Luna PTSD? Is our fledgling bull run about to collapse at an even more accelerated pace?
Calm down! While the long-term viability of their model requires time to be proven out, Ethena is certainly far from the nightmarishly endogenous Ponzinomics that cut short our last bull. Given that $300MM has flowed into their platform in the past few weeks, it appears the community has also chosen to vote with their dollars.
Naturally, a higher than market rate APY will always set off red flags at the same time it pulls in degens. The question usually works out to whether this is elevated because you’re early, or whether it’s because the market is pricing in a higher risk? Let’s walk through these yield mechanics.
Coindesk, which described the mechanics via its headline as “Earning Yield by Shorting Ether,” elaborates more in the article:
There’s now plenty of other good background reading we recommend to review the mechanics.
The Ethena docs go into very good detail:
Putting aside the stETH yield, which we consider a fairly known quantity at this point, let’s just consider the funding rate side. History shows that the “27% yield” the token is generating at present is mostly because of the present greed in the Ethereum markets at the moment, and over the years this number been more sedate.
While this earned rate is variable, in 2021 it yielded ~18%, in 2022 ~-0.6%, and in 2023 ~7% APY on a volume-weighted basis.
In all, the Ethena team have put together a lot of good and interesting material, all of which is certainly worth your time to read. In addition to their Gitbook docs, another recommended read is their Mirror post boiling this all down to the concept of an Internet Bond
Fancy words and theories are nice, but the important question is whether it will work?
As is so often the case in crypto, the strategy has been tried before. That’s not always a knock against the strategy… so many things that failed in the past have gone on to succeed now that crypto has more users. The question is more why it failed, and if they’ve learned from the lessons.
The prior attempts got felled during the lean times.
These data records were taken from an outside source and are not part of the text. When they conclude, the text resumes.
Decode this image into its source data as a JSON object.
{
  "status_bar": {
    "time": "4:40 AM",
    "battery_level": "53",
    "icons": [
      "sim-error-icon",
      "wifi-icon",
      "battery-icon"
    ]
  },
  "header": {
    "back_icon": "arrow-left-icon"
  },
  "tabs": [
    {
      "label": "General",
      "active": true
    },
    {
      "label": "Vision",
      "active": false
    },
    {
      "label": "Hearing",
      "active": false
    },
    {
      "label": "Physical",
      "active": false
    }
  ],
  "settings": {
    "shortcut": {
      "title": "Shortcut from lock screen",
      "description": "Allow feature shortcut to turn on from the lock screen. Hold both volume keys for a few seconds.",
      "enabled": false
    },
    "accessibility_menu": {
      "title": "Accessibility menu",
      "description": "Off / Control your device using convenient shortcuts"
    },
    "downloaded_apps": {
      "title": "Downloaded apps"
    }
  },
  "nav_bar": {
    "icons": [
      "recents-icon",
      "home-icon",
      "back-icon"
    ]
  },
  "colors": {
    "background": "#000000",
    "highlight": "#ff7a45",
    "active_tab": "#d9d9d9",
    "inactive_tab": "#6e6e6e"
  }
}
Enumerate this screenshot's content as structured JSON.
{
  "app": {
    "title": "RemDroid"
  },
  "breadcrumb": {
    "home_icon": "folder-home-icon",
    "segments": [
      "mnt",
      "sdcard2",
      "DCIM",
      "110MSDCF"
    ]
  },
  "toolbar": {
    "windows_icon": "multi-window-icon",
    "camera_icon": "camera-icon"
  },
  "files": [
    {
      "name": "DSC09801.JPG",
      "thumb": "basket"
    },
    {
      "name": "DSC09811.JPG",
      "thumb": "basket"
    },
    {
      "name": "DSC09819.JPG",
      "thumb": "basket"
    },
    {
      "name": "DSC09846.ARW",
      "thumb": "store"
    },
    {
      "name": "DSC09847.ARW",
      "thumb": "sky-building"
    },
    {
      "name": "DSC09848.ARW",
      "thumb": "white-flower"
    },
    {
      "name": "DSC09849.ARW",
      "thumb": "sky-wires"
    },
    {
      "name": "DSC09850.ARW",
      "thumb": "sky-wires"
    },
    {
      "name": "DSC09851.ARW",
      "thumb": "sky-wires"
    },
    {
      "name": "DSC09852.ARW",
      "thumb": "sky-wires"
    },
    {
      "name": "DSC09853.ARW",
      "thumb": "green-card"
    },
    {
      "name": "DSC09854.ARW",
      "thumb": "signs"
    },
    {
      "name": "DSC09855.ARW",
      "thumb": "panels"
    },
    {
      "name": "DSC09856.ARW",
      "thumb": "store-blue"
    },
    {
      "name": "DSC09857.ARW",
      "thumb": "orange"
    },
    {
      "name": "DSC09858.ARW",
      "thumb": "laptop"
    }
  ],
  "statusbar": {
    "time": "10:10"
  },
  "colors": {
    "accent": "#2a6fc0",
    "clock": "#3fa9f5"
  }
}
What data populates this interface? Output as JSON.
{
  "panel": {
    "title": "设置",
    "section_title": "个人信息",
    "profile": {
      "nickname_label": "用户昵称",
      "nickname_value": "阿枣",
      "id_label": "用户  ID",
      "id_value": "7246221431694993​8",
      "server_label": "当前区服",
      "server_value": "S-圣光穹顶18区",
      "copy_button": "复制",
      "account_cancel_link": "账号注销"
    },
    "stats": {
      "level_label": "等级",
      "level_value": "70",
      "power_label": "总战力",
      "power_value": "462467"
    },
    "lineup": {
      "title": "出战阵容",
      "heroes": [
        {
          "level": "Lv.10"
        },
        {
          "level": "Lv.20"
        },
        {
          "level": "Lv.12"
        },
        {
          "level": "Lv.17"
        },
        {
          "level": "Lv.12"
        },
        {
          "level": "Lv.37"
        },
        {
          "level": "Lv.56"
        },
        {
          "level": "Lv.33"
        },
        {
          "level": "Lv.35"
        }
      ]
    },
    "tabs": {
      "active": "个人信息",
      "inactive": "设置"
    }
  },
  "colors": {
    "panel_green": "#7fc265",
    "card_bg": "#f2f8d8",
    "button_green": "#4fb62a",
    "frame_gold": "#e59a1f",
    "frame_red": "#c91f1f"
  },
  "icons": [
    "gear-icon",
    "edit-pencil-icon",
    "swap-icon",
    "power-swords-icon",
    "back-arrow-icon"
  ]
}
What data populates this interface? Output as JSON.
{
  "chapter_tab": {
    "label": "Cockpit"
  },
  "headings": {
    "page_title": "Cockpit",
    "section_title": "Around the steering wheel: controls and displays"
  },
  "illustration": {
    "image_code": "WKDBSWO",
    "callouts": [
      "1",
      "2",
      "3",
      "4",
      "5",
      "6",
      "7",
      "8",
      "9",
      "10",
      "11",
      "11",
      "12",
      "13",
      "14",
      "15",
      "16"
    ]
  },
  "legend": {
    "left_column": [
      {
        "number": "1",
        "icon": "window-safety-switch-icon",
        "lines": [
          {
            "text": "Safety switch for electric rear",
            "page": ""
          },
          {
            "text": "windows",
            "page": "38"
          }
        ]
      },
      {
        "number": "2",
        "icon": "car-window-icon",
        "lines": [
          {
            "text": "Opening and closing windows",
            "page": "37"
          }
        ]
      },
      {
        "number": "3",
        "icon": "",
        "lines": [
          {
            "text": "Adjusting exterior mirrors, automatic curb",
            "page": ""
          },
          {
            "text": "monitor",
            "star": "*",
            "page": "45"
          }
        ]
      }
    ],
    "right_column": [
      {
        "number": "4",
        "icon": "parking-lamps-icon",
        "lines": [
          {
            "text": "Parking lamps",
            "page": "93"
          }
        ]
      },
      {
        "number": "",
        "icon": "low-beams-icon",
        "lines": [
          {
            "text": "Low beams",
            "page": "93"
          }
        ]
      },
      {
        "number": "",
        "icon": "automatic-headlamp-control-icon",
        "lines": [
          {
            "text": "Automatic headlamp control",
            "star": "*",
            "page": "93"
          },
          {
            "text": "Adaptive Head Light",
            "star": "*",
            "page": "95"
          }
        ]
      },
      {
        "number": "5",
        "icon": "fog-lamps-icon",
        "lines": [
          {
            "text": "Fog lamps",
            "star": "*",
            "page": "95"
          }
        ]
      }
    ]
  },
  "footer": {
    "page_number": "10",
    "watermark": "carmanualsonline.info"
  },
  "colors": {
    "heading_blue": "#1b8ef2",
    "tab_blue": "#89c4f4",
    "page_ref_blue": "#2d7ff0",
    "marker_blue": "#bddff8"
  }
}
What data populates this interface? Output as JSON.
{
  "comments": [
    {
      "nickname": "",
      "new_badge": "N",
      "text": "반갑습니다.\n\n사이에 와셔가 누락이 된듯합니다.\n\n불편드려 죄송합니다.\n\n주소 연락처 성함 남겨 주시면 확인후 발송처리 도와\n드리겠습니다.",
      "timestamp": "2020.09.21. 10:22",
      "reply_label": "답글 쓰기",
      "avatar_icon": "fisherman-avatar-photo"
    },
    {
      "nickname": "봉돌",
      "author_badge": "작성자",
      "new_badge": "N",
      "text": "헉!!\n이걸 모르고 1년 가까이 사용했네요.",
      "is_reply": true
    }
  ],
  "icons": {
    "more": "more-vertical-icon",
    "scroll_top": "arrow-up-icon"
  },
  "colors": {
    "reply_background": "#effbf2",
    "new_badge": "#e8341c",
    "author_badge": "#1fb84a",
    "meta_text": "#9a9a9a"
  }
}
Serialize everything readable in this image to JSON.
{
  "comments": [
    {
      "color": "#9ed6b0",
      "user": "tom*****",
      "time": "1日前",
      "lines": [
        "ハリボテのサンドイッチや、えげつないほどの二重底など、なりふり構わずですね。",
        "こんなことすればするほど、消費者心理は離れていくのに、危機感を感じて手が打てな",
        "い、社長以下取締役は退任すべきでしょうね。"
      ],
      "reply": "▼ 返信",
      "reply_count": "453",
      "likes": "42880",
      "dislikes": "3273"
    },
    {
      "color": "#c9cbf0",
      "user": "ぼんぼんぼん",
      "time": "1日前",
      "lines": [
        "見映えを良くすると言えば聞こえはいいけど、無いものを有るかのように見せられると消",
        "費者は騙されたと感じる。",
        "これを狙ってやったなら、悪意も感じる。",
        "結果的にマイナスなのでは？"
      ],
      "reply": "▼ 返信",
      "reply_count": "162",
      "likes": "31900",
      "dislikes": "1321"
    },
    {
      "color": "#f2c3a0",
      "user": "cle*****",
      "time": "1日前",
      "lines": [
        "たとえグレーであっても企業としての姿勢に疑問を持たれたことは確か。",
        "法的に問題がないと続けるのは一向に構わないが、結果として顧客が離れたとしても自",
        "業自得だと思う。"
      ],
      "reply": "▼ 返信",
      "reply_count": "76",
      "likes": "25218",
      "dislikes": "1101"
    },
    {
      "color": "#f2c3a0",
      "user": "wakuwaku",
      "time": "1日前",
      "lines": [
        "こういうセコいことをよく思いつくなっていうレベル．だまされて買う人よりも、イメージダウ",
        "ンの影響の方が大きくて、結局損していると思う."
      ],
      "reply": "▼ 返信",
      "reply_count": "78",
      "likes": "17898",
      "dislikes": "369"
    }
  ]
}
How do the protocols survive when funding rates turn negative? Their head of research Conor Ryder posted a lengthy post, boasting “USDe has been built with negative funding in mind”
The post describes that periods of negative funding rates are usually short-lived. He lays out expectations for how the protocol would operate in leaner times, and describes the existence of an insurance fund to cover such days.
Our microbrain first take on all this is that negative funding may not be the only lean times they’d face. In less exuberant times, if their yields stay positive but below DeFi yields (or even treasury yields), how loyal will capital prove?
Nagaking, one of the Curve gigabrains, offered his far smarter take (reposted with permission):
Definitely less risky than Terra, but still lots of ways to blow up. Their risk analyses are a bit naive: they rely on historical funding values but don’t think enough about how their product will distort those if it gets big enough
Maybe we can just hand wave it away for now… get the money first, then if times turn lean you can figure out your next pivot. Speculative frenzies don’t last forever, what blessed timing for their launch…
Whatever may happen in the future, at least in the immediate present we’re satisfied that it’s not a house of cards in imminent danger of collapse.
You may (or may not) take some comfort from their backers, which boasts some heavy hitters…
We haven’t seen confirmation from Mich about his involvement, nor have we seen any denial.
If he is involved, perhaps it might explain why the team chose to set up liquidity pools on Curve, where heavy volume of $USDe has been spotted.
Lookit those utilization numbers…
But… why?
In this case, it’s due to the first epoch of Ethena’s “Shard Campaign” which is tracking deposits to the Curve pool.
A shard campaign, their blog explains, stemmed from blowback against “points” campaigns. Shards are distinct…
The “difference” is the short term nature of the campaigns, the first epoch is for LPs into Curve. They offer a video walkthrough here:
So… even if you don’t plan to ape, the fact other users are busy aping on Curve can work to your benefit. The nice thing about Curve is that this even works to your benefit if the underlying protocol collapses.
The extreme case of Luna was in most ways good for Curve. It brought lots of volume while UST was active, which got burnt into 3CRV and distributed to veCRV holders, no need to touch UST. Or to go back to Nagaking again:
Advantage of veCRV that doesn’t get enough attention: you get a slice of that yield without owning the risky asset
Although, as Alunara retorted… (also posted with permission)
Fun fact: Luna (LUNC) market cap is still higher than CRV market cap
So maybe it was Curve, not Luna, that was the risky part of the equation?